Stanford University bioengineers made a transistor — the “transcriptor” — out of genetic material (DNA and RNA).
“Biological computers can be used to study and reprogram living systems, monitor environments and improve cellular therapeutics,” Drew Endy, assistant professor of bioengineering and senior author of the paper published in the journal Science with the lead author Jerome Bonnet, said in a statement.
As the San Jose Mercury News explained further, it could detect things like diseases and toxins and be programmed to kill cells that are multiplying out of control.
While in electronics a transistor would control electrons, the “transcriptor” controls the protein RNA polymerase along a strand of DNA.
Endy explained that the researchers “repurposed” proteins called integrases that could control the flow of RNA polymerase as it moved along DNA. This then allowed the team to create “amplifying genetic logic.”
Here’s more from the press release on how the biological computer was developed:
Using transcriptors, the team has created what are known in electrical engineering as logic gates that can derive true-false answers to virtually any biochemical question that might be posed within a cell.
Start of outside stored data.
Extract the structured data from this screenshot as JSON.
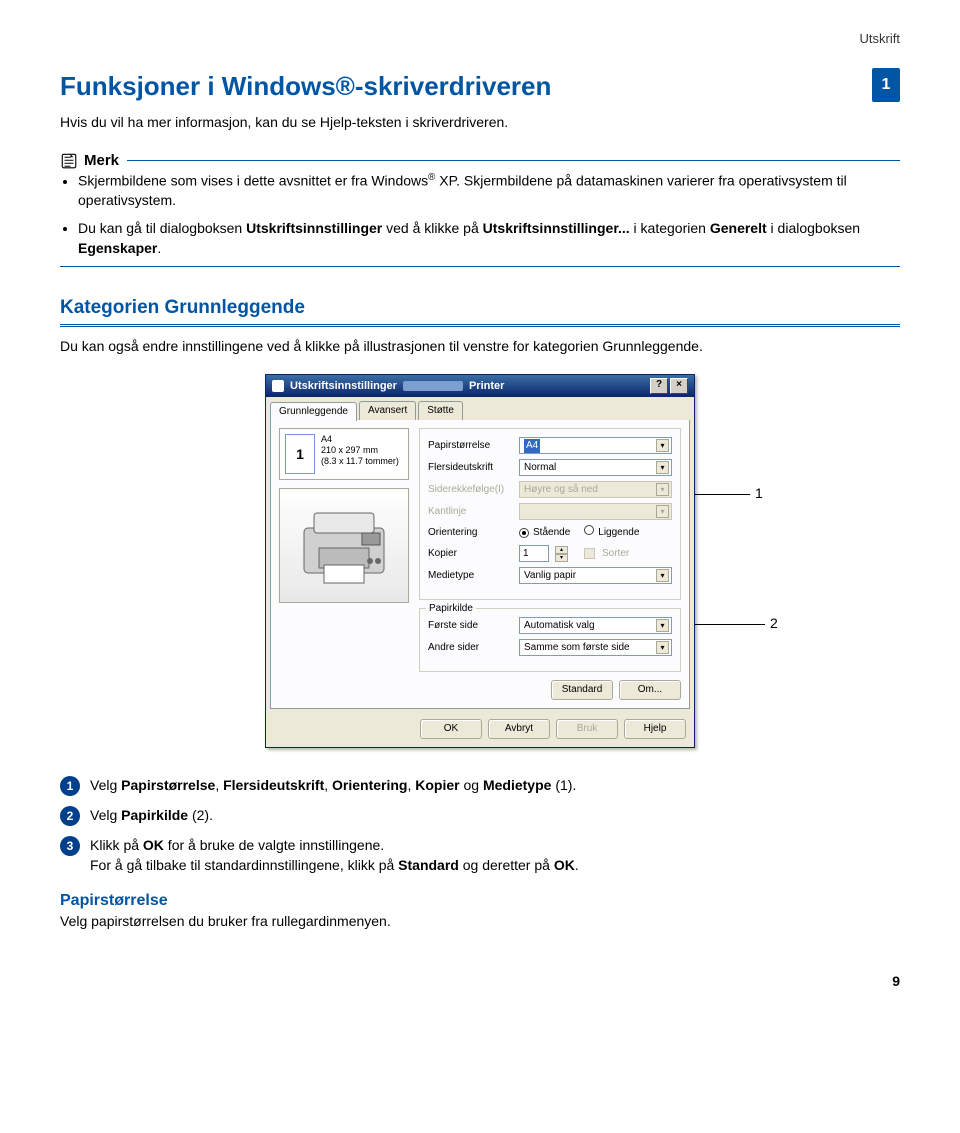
{
  "header_right": "Utskrift",
  "chapter": "1",
  "title": "Funksjoner i Windows®-skriverdriveren",
  "subtitle": "Hvis du vil ha mer informasjon, kan du se Hjelp-teksten i skriverdriveren.",
  "note_label": "Merk",
  "note_bullets": {
    "b1a": "Skjermbildene som vises i dette avsnittet er fra Windows",
    "b1b": " XP. Skjermbildene på datamaskinen varierer fra operativsystem til operativsystem.",
    "b2a": "Du kan gå til dialogboksen ",
    "b2b": "Utskriftsinnstillinger",
    "b2c": " ved å klikke på ",
    "b2d": "Utskriftsinnstillinger...",
    "b2e": " i kategorien ",
    "b2f": "Generelt",
    "b2g": " i dialogboksen ",
    "b2h": "Egenskaper",
    "b2i": "."
  },
  "section_title": "Kategorien Grunnleggende",
  "section_lead": "Du kan også endre innstillingene ved å klikke på illustrasjonen til venstre for kategorien Grunnleggende.",
  "dialog": {
    "title_left": "Utskriftsinnstillinger",
    "title_right": "Printer",
    "tabs": [
      "Grunnleggende",
      "Avansert",
      "Støtte"
    ],
    "paper": {
      "name": "A4",
      "size1": "210 x 297 mm",
      "size2": "(8.3 x 11.7 tommer)"
    },
    "thumb_number": "1",
    "fields": {
      "papirstorrelse": {
        "label": "Papirstørrelse",
        "value": "A4"
      },
      "flersideutskrift": {
        "label": "Flersideutskrift",
        "value": "Normal"
      },
      "siderekkefolge": {
        "label": "Siderekkefølge(I)",
        "value": "Høyre og så ned"
      },
      "kantlinje": {
        "label": "Kantlinje",
        "value": ""
      },
      "orientering": {
        "label": "Orientering",
        "opt1": "Stående",
        "opt2": "Liggende"
      },
      "kopier": {
        "label": "Kopier",
        "value": "1",
        "sorter": "Sorter"
      },
      "medietype": {
        "label": "Medietype",
        "value": "Vanlig papir"
      },
      "papirkilde_group": "Papirkilde",
      "forste_side": {
        "label": "Første side",
        "value": "Automatisk valg"
      },
      "andre_sider": {
        "label": "Andre sider",
        "value": "Samme som første side"
      }
    },
    "inner_buttons": {
      "standard": "Standard",
      "om": "Om..."
    },
    "footer_buttons": {
      "ok": "OK",
      "avbryt": "Avbryt",
      "bruk": "Bruk",
      "hjelp": "Hjelp"
    }
  },
  "callouts": {
    "c1": "1",
    "c2": "2"
  },
  "steps": {
    "s1a": "Velg ",
    "s1b": "Papirstørrelse",
    "s1c": ", ",
    "s1d": "Flersideutskrift",
    "s1e": ", ",
    "s1f": "Orientering",
    "s1g": ", ",
    "s1h": "Kopier",
    "s1i": " og ",
    "s1j": "Medietype",
    "s1k": " (1).",
    "s2a": "Velg ",
    "s2b": "Papirkilde",
    "s2c": " (2).",
    "s3a": "Klikk på ",
    "s3b": "OK",
    "s3c": " for å bruke de valgte innstillingene.",
    "s3d": "For å gå tilbake til standardinnstillingene, klikk på ",
    "s3e": "Standard",
    "s3f": " og deretter på ",
    "s3g": "OK",
    "s3h": "."
  },
  "subhead": "Papirstørrelse",
  "subhead_text": "Velg papirstørrelsen du bruker fra rullegardinmenyen.",
  "page_number": "9"
}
They refer to their transcriptor-based logic gates as “Boolean Integrase Logic,” or “BIL gates” for short.
Transcriptor-based gates alone do not constitute a computer, but they are the third and final component of a biological computer that could operate within individual living cells.
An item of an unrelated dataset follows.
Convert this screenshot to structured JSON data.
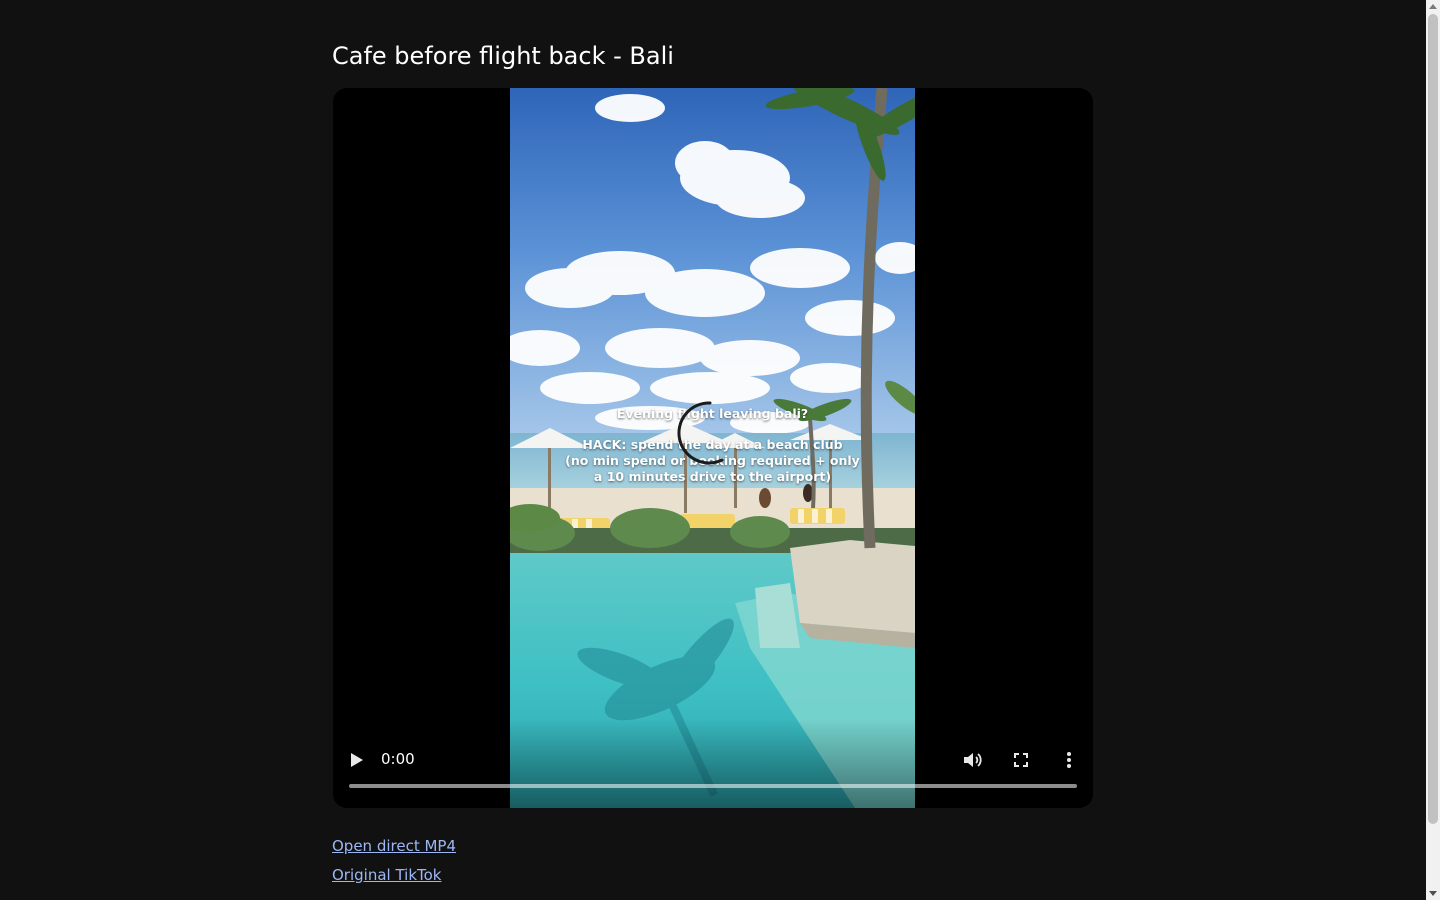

Despite their outward differences, all modern computers, from ENIAC to Apple, share three basic functions: storing, transmitting and performing logical operations on information.
Last year, Endy and his team made news in delivering the other two core components of a fully functional genetic computer. The first was a type of rewritable digital data storage within DNA. They also developed a mechanism for transmitting genetic information from cell to cell, a sort of biological Internet.
It all adds up to creating a computer inside a living cell.
Here’s more of a visual explanation from Endy:
Endy told the Mercury News that someday such computers will be able to go inside any living cell.
“Any place you want a little bit of logic, a little bit of computation, a little bit of memory — we’re going to be able to do that,” Endy said.
The university press released included study co-author Monica Ortiz saying “the potential applications are limited only by the imagination of the researcher.”
The biological computer described in the journal funded by the National Science Foundation and the Townshend Lamarre Foundation finalizes 10 years of research, the Mercury News pointed out.